October 14, 2012
Recruiting advice from the front line
With three star sons and countless adopted “sons” he coached during more than a decade at Medfield (Mass.) High School, Bob Aronson has lived the recruiting wars.
So when Medfield chose not to renew his contract for 2012, despite having won two consecutive state titles and five crowns in 11 years, Aronson started his own private coaching business, AP Lacrosse.
On top of private instruction and skills camps, Aronson guides players and parents through the recruiting process, preaching “grades not goals” and offering guidance through the confusing landscape of club teams, recruiting camps and official visits.
“I’m working with rising juniors and rising sophomores that feel the pressure that if they don’t get on a certain club team — or if they don’t get in front of a certain coach during the summer between their sophomore and junior year — then they don’t have a chance,” Aronson said. “Some of that (sentiment) is true. That’s only getting worse, and the club teams are taking advantage of that.”
Aronson said club teams can take advantage of parents trying to get in front of high-level coaches; only so many players make a club’s top team, but everyone pays the same amount to be part of the club, even if they play B and C squads that will be scouted less, or by lower-profile coaches.
Players join a club without knowing if they will be part of the top team; they get no guarantees.
With college coaches scouting younger and younger — with top freshmen and sophomores now being pressured to commit — parents want their children to have the visibility so that they have a shot at the big-time.

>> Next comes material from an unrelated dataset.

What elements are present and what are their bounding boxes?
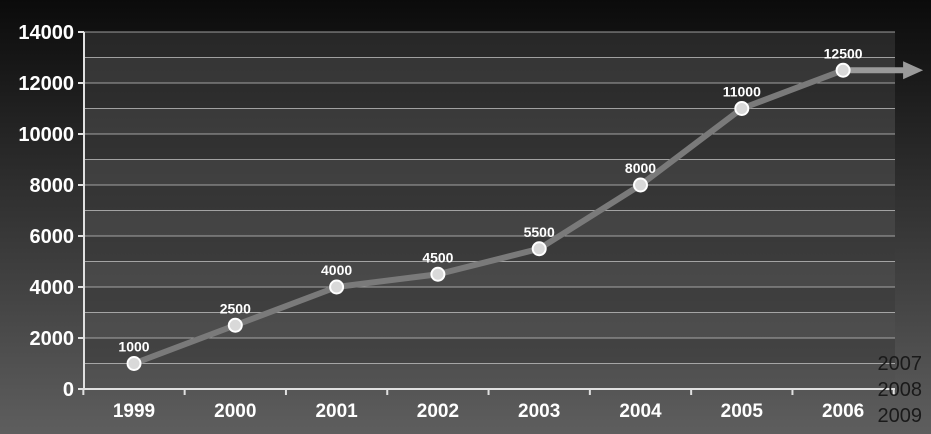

“It’s tough,” Aronson said. “As much as the main culprits will say publicly that it’s got to stop, they’re the ones driving it. It’s (college) coaches. … (High school coaches) aren’t pushing eighth-graders to call coaches and start taking visits; I’m pushing them to do their homework.”

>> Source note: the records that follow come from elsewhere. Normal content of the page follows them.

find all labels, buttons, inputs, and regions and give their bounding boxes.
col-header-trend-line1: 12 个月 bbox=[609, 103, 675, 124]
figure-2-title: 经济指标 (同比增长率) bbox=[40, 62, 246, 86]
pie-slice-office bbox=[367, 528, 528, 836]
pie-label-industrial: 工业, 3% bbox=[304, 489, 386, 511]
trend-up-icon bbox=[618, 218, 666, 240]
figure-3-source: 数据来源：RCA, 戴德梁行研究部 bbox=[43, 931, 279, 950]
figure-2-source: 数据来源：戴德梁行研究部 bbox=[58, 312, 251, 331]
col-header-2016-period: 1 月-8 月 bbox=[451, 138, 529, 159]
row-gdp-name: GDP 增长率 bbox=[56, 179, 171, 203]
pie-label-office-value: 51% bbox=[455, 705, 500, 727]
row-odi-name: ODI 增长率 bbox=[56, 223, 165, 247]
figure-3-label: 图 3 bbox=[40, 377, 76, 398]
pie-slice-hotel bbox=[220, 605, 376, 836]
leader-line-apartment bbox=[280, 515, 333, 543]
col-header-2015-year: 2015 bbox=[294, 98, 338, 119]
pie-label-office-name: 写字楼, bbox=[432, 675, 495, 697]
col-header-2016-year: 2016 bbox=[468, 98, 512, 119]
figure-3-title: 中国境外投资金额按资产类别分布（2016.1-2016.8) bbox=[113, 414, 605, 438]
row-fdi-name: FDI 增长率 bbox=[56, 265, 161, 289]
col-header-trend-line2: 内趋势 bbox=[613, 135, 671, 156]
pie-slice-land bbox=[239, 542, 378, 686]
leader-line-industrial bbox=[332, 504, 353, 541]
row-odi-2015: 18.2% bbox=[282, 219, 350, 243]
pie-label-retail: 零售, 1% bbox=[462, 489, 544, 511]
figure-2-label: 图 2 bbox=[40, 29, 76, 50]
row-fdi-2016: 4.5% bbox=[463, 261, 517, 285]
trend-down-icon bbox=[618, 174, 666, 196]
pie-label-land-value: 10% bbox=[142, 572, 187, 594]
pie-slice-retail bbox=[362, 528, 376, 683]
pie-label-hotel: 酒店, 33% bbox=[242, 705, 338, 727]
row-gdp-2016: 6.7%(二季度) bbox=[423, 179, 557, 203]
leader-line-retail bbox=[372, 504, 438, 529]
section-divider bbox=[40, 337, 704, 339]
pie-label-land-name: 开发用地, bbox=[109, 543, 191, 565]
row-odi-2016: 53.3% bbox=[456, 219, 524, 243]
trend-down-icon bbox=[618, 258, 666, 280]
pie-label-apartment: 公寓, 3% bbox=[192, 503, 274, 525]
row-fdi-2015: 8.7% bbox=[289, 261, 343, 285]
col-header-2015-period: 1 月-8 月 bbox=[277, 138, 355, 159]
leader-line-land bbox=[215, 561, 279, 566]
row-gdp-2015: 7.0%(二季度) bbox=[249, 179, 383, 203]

Life after lacrosse is an important consideration to any recruit, so the caliber of an institution’s academics should be a factor. It can be hard to match a player’s academics to a school when a high schooler has no idea what they want to do for a career.
Faster recruiting schedules also mean that many students are committing before they spend time on campus when the students are there. Summer tours and visits don’t show a campus as it is when the students are there.
Aronson suggests that high schoolers take their official recruiting visits while classes are in session, starting the 48-hour official visit on Saturday. While those visits these days are often considered a formality — top players typically are committed long before they can take an official visit — the player still wants to get an accurate picture of what they are headed for.
“What I made my kids do — and what I highly recommend to other kids and their parents when we sit down to talk about this — is to go on Saturday morning or afternoon,” Aronson said.
That way kids still get an idea of what weekend nightlife is like on Saturday, but can see on Sunday the serious side of their host’s schedule.
“Sunday is reality,” Aronson said. “On Sunday, (college students) haven’t done any homework yet. They’ve got to wake up, do homework and get to the library, and then Monday morning, they’ve got to get to class.”